La place de M. H. Worms dans l'armement français et son autorité internationale le firent appeler pendant la dernière guerre à des fonctions capitales. En 1939-40, il fut le chef de la délégation française au Comité exécutif anglo-français des transports maritimes qui coordonna au mieux les activités des flottes ; après la défaite, en juillet 1940, il fut le négociateur et le signataire des accords passés avec le gouvernement anglais et sut sauvegarder les intérêts maritimes français alors gravement menacés.
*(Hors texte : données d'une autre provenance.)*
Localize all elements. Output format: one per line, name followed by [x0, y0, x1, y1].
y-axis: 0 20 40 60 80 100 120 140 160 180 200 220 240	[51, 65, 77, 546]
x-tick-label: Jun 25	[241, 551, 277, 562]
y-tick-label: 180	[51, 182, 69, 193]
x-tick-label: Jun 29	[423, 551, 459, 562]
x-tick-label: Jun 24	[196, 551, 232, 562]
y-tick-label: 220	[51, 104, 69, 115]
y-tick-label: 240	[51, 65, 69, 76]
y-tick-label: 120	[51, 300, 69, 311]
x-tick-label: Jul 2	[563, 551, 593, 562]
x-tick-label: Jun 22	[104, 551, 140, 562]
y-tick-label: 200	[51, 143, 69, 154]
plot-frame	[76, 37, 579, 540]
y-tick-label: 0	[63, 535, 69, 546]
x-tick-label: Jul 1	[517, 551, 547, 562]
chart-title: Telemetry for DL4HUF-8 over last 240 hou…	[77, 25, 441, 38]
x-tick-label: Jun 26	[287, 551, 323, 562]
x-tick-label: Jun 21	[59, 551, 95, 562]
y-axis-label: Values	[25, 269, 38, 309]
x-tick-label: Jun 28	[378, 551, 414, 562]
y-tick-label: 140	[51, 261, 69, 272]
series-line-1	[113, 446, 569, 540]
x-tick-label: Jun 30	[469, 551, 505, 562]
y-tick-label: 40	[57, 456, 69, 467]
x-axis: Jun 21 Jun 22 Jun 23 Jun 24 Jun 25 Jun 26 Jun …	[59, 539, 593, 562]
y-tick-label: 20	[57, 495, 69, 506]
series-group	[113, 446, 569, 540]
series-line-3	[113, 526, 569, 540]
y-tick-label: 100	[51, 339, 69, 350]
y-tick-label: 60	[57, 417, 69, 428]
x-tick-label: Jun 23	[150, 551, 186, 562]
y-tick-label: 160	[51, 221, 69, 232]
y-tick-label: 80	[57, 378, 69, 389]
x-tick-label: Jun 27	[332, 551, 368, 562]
Rappelons aussi l'épreuve qu'il a subie pendant cette guerre : après son arrestation par les autorités allemande, sa longue et pénible détention à Fresnes.
M. Hypolite Worms était titulaire de hautes distinctions françaises et étrangères : il était commandeur de l'ordre du Dannebrog, commandeur de l'ordre d'Orange Nassau, commandeur de la Légion d'honneur.
En présentant ses plus sincères condoléances à la famille et aux, sociétés qu'il dirigeait, le Journal de la Marine marchande exprime l'assurance que M. Hypolite Worms ne sera oublié ni par la Marine marchande, ni par le pays.